This Arabic root pattern extractor takes Arabic words and recovers their most likely triliteral root (جذر) by reversing the templates (أوزان) that Arabic uses to build words. Arabic morphology is famously systematic: a small root of usually three consonants is poured into a pattern to make nouns, verbs, and participles, so peeling those patterns away gets you back to the shared root that ties a word family together. That is invaluable for dictionary lookup, vocabulary study, and corpus work.
How it works
The tool runs a sequence of morphological rules on each word. First it strips diacritics (tashkeel)

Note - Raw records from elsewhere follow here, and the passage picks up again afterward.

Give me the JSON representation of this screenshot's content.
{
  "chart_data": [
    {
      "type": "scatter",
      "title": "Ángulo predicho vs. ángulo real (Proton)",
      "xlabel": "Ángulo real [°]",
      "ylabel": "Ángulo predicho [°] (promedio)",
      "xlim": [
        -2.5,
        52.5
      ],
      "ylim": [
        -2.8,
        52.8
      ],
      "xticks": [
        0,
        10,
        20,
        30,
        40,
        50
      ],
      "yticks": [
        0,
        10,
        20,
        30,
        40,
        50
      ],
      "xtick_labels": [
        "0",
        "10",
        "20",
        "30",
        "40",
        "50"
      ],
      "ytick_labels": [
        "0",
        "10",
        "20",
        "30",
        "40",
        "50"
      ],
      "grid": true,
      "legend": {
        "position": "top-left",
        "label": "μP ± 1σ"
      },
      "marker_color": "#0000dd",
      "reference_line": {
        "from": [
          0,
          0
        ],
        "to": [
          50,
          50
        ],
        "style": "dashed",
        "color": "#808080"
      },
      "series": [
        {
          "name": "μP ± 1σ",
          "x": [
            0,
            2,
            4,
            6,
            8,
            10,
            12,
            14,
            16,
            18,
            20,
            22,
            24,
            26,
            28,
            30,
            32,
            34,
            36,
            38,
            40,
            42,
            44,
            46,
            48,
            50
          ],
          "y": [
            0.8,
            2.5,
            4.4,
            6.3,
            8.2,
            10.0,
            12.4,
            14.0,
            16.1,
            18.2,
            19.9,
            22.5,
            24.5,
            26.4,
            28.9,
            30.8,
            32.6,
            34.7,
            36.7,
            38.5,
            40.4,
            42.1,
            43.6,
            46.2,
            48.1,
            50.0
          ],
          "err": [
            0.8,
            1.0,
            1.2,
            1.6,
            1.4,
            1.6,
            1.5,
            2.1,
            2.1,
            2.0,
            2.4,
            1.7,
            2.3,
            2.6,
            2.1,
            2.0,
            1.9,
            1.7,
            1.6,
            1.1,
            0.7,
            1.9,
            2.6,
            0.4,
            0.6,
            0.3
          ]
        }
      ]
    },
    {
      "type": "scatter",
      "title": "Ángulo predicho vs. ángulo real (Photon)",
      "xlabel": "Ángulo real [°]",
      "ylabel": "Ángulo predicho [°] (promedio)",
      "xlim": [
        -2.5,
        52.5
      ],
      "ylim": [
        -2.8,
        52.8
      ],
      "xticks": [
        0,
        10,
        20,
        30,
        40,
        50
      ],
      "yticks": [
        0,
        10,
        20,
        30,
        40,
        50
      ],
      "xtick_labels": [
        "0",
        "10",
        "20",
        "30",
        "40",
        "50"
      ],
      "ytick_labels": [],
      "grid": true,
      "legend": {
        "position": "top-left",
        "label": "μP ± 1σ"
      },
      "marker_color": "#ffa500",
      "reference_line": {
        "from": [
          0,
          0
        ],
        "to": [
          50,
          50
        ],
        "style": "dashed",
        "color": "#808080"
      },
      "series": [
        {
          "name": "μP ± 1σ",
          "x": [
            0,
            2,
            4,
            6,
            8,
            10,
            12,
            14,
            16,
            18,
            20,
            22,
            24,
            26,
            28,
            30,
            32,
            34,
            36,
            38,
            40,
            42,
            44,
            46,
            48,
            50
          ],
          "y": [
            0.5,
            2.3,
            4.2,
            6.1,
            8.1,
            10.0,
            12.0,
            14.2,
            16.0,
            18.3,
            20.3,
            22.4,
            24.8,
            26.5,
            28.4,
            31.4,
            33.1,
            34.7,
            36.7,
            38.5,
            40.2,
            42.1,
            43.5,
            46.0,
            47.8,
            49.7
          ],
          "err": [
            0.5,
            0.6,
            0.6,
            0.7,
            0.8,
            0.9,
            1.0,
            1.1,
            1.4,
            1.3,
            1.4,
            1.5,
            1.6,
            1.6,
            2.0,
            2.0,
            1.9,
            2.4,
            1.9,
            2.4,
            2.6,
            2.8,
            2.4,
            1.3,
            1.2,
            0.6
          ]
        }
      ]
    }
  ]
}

and normalises the hamza-carrying alef forms أ إ آ to plain ا. Then it peels prefixes — the
definite article ال (and its fused forms وال, بال, كال, فال), the conjunctions و and ف, and
the prepositions/markers ب ك ل س — but only when removing them still leaves at least three letters.
Next it removes common suffixes: plural endings ون ين ات ان, the feminine ة, and attached pronouns
ه ها هم هن كم كن نا ي ك.
What remains is the stem. The extractor then deletes the letters that templates typically insert — the
long vowels and hamza ا و ي ء ة first, and if more than three letters still remain, the form-augment
consonants ت م ن س. If a four-letter result contains a doubled (geminate) letter, one copy is dropped.
The first three surviving consonants become the candidate root, displayed as ك-ت-ب style. A word that
lands on exactly three consonants is flagged triliteral (high confidence); anything else is flagged
uncertain.
Example and tips
Feed it a family like الكاتب يكتب كتابا المكتبة مكتوب and every word should collapse toward the same
root ك-ت-ب (“to write”), which is exactly the relationship a learner wants to see. Because the rules
are heuristic, sound roots like this resolve cleanly, while weak roots — say words from ق-و-ل or و-ج-د
where a و or ي is part of the root itself — may show an uncertain flag because the tool cannot tell a
root letter from a template vowel without a dictionary.
Use it to group vocabulary by root before memorising, to guess a dictionary headword, or to pre-process a
word list for further analysis. Treat uncertain rows as prompts to verify manually. Since everything runs
in your browser, your word lists never leave your device.